La révolte inattendue des Brisotins changeait toutes choses. L’effet moral avait été énorme : du coup, la moitié de ceux qui travaillaient encore avaient déserté les puits, pour se joindre aux grévistes. En outre, l’embauchage à Saint-Étienne et à Rive-de-Gier s’était heurté à des difficultés imprévues, suscitées par les syndicats ouvriers : deux cents hommes seulement, au lieu de quatre cent cinquante, demeuraient décidés à partir. Encore n’arriveraient-ils que le surlendemain matin.

Dans ces conditions, des Gourdes commençait à se demander s’il était utile de continuer l’exploitation.
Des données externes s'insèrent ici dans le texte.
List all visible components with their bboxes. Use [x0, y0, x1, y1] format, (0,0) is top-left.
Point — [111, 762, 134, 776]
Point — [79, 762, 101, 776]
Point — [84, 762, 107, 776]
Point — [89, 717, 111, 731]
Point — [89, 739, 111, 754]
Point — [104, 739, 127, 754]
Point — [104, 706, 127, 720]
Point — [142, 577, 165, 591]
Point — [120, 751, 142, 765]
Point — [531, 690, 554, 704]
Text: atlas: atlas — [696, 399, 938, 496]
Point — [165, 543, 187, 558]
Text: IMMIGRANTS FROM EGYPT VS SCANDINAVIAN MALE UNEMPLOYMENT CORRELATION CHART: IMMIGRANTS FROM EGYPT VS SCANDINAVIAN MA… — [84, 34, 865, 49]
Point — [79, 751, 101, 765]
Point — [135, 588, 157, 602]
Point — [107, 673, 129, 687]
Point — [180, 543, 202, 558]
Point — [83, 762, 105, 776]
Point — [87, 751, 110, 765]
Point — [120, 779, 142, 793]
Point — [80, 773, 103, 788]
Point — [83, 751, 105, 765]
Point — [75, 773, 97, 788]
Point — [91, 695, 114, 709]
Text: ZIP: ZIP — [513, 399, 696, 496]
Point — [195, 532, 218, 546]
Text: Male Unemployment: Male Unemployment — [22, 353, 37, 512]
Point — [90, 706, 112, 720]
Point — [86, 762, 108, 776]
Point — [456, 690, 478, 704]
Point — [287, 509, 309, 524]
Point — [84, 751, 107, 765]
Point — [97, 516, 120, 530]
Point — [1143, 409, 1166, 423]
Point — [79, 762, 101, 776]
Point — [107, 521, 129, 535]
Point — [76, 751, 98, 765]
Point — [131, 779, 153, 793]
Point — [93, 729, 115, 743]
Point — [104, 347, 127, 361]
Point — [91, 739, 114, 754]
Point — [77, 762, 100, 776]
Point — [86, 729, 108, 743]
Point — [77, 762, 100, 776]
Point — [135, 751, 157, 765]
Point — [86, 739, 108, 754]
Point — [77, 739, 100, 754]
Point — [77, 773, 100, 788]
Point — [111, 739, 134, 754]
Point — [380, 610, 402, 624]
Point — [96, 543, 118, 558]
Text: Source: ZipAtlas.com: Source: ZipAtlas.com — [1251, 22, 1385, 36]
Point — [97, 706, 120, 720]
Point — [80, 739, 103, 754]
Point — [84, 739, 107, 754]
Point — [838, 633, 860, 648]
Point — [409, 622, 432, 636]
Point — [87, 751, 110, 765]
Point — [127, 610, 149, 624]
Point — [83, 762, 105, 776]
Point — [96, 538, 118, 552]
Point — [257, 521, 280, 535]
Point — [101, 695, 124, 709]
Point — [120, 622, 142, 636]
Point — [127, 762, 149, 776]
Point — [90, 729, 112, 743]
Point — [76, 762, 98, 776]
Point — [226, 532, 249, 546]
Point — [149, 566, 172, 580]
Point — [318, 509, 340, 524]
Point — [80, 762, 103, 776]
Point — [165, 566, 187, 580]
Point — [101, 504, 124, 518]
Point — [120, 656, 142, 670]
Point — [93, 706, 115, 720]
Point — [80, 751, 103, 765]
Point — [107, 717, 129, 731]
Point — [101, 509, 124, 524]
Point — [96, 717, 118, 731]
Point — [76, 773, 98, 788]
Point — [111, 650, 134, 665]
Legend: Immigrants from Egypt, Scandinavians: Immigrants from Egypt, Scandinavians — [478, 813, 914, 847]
C’étaient, chaque jour, des frais que ne compensait aucun bénéfice moral. Peut-être était-il plus sage d’interrompre les travaux jusqu’à ce que, épuisés de privations, les grévistes vinssent implorer grâce. Malheureusement pour la Compagnie, ce moment ne semblait pas s’approcher.

Ce qui exaspérait et, en même temps, troublait des Gourdes, c’est que Schickler, averti immédiatement de l’insubordination des Brisotins, avait répondu par ce télégramme stupéfiant : « Gardez mes hommes et entamez des négociations avec les grévistes. « 

Entrer en négociations avec les grévistes, Schickler, lui l’orgueilleux dominateur, le capitaliste autocrate qui jamais n’avait considéré ses prolétaires comme autre chose que des serfs, conseillait cela ! Était-ce possible ?

Des Gourdes demeurait perplexe, se demandait si c’était là le conseil d’un concurrent cherchant à lui faire perdre son prestige par une capitulation ou un cri de peur irraisonnée ou encore l’avertissement d’un clairvoyant.